Natural Burials is a not-for-profit organisation formed in 1999 by a group of New Zealanders wanting to create and operate natural burial cemeteries. To this day it is staffed entirely by volunteers. If you would like to help, especially advocating for local cemeteries, please get in touch.
Our fundamental premise is that in death people can make the ultimate gesture to the environment – by ensuring their death funds and nourishes the restoration of land to a more natural state.
The principle is part of a wider movement that aims to bring about a psychologically healthier social attitude to death.
Prominent in forming our organisation have been GPs and other health professionals, funeral directors, business-people, sociologists, educators, lawyers, and environmentalists.

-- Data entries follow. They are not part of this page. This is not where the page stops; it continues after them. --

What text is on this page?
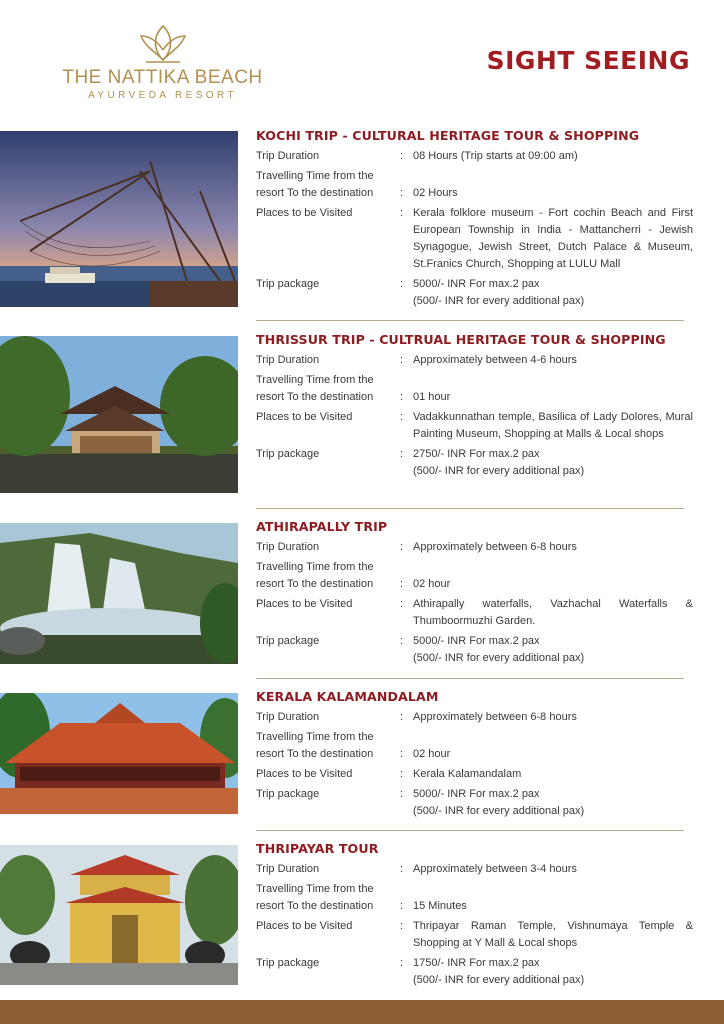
THE NATTIKA BEACH
AYURVEDA RESORT
SIGHT SEEING
KOCHI TRIP - CULTURAL HERITAGE TOUR & SHOPPING
Trip Duration	: 08 Hours (Trip starts at 09:00 am)
Travelling Time from the
resort To the destination	: 02 Hours
Places to be Visited	: Kerala folklore museum - Fort cochin Beach and First European Township in India - Mattancherri - Jewish Synagogue, Jewish Street, Dutch Palace & Museum, St.Franics Church, Shopping at LULU Mall
Trip package	: 5000/- INR For max.2 pax
(500/- INR for every additional pax)
THRISSUR TRIP - CULTRUAL HERITAGE TOUR & SHOPPING
Trip Duration	: Approximately between 4-6 hours
Travelling Time from the
resort To the destination	: 01 hour
Places to be Visited	: Vadakkunnathan temple, Basilica of Lady Dolores, Mural Painting Museum, Shopping at Malls & Local shops
Trip package	: 2750/- INR For max.2 pax
(500/- INR for every additional pax)
ATHIRAPALLY TRIP
Trip Duration	: Approximately between 6-8 hours
Travelling Time from the
resort To the destination	: 02 hour
Places to be Visited	: Athirapally waterfalls, Vazhachal Waterfalls & Thumboormuzhi Garden.
Trip package	: 5000/- INR For max.2 pax
(500/- INR for every additional pax)
KERALA KALAMANDALAM
Trip Duration	: Approximately between 6-8 hours
Travelling Time from the
resort To the destination	: 02 hour
Places to be Visited	: Kerala Kalamandalam
Trip package	: 5000/- INR For max.2 pax
(500/- INR for every additional pax)
THRIPAYAR TOUR
Trip Duration	: Approximately between 3-4 hours
Travelling Time from the
resort To the destination	: 15 Minutes
Places to be Visited	: Thripayar Raman Temple, Vishnumaya Temple & Shopping at Y Mall & Local shops
Trip package	: 1750/- INR For max.2 pax
(500/- INR for every additional pax)
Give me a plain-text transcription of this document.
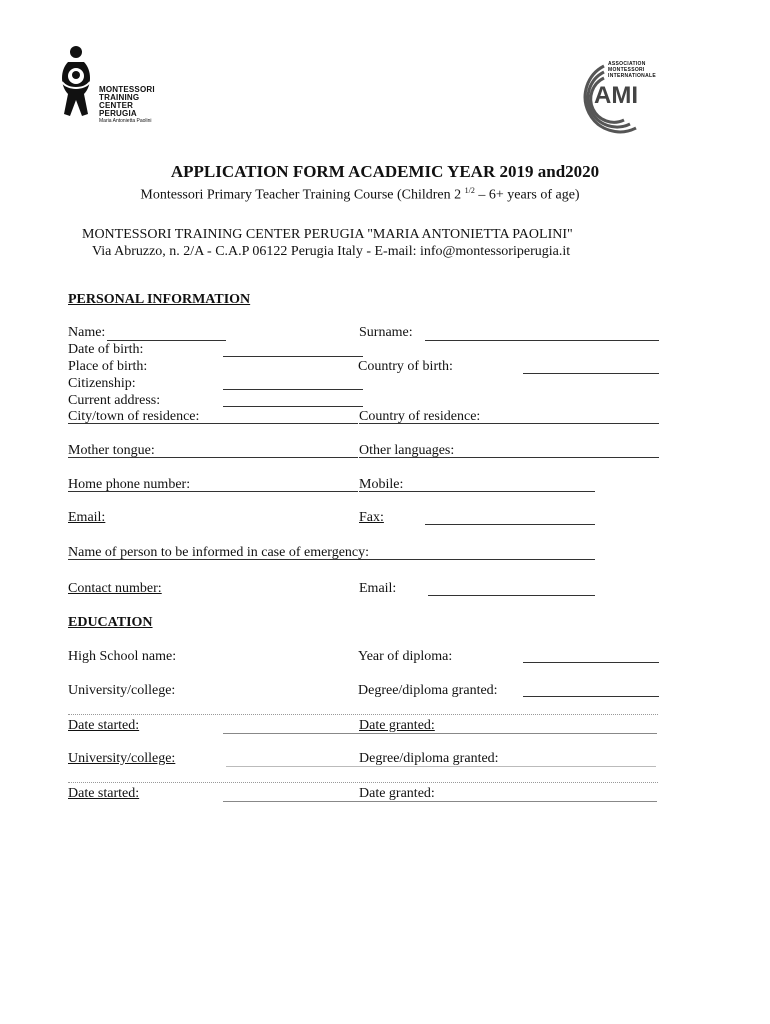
MONTESSORI
TRAINING
CENTER
PERUGIA
Maria Antonietta Paolini
ASSOCIATION
MONTESSORI
INTERNATIONALE
AMI
APPLICATION FORM ACADEMIC YEAR 2019 and2020
Montessori Primary Teacher Training Course (Children 2 $^{1/2}$ – 6+ years of age)
MONTESSORI TRAINING CENTER PERUGIA "MARIA ANTONIETTA PAOLINI"
Via Abruzzo, n. 2/A - C.A.P 06122 Perugia Italy - E-mail: info@montessoriperugia.it
PERSONAL INFORMATION
Name:	Surname:
Date of birth:
Place of birth:	Country of birth:
Citizenship:
Current address:
City/town of residence:	Country of residence:
Mother tongue:	Other languages:
Home phone number:	Mobile:
Email:	Fax:
Name of person to be informed in case of emergency:
Contact number:	Email:
EDUCATION
High School name:	Year of diploma:
University/college:	Degree/diploma granted:
Date started:	Date granted:
University/college:	Degree/diploma granted:
Date started:	Date granted:
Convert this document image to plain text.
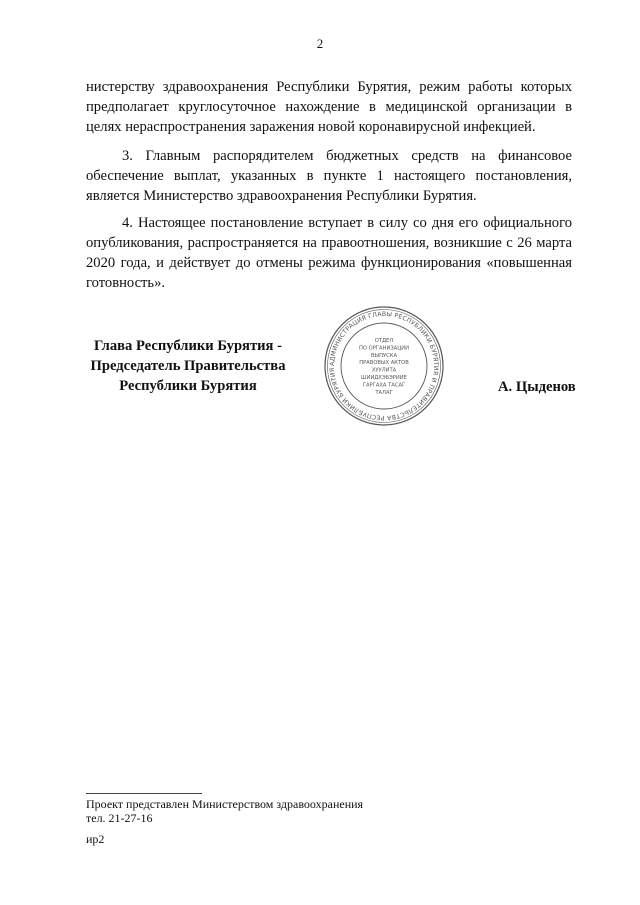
2

нистерству здравоохранения Республики Бурятия, режим работы которых предполагает круглосуточное нахождение в медицинской организации в целях нераспространения заражения новой коронавирусной инфекцией.

3. Главным распорядителем бюджетных средств на финансовое обеспечение выплат, указанных в пункте 1 настоящего постановления, является Министерство здравоохранения Республики Бурятия.

4. Настоящее постановление вступает в силу со дня его официального опубликования, распространяется на правоотношения, возникшие с 26 марта 2020 года, и действует до отмены режима функционирования «повышенная готовность».

Глава Республики Бурятия -
Председатель Правительства
Республики Бурятия
АДМИНИСТРАЦИЯ ГЛАВЫ РЕСПУБЛИКИ БУРЯТИЯ И ПРАВИТЕЛЬСТВА РЕСПУБЛИКИ БУРЯТИЯ
ОТДЕЛ
ПО ОРГАНИЗАЦИИ
ВЫПУСКА
ПРАВОВЫХ АКТОВ
ХУУЛИТА
ШИИДХЭБЭРИИЕ
ГАРГАХА ТАСАГ
ТАЛАГ	А. Цыденов
Проект представлен Министерством здравоохранения
тел. 21-27-16
ир2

In 2002 we resolved to change the fact that there were no natural burial cemeteries outside of the UK. We cast around our home of New Zealand looking for suitable locations. We settled upon Wellington, the capital city, which had a particularly receptive population and a visionary Council to assist us. In 2008 we established the first natural cemetery in a city outside of the UK.
Since then we have advocated for natural burials in NZ, helping establish other cemeteries, and setting up a certification process for cemeteries, funeral directors and caskets.
Our NZ approach differs from the UK in that we have to satisfy numerous laws and by-laws. Since the current law implies that only local authorities can set up and run cemeteries, we chose to partner with local authorities to provide cemeteries. We’ve come a long way since complete resistance from councils in 1999. There are now many natural cemeteries and “zones”. Over half of them are certified by us, or were set up on our guidelines.
Some councils have consigned natural burials to small zones, which will never be forests and still have to conform to old ideas of grave depth and mowable lawns. That’s not good enough. It is one reason will still try to change the law. We were a core contributor to the Law Commission 2014 review of the Burials and Cremation Act which has recommended allowing non-council cemeteries.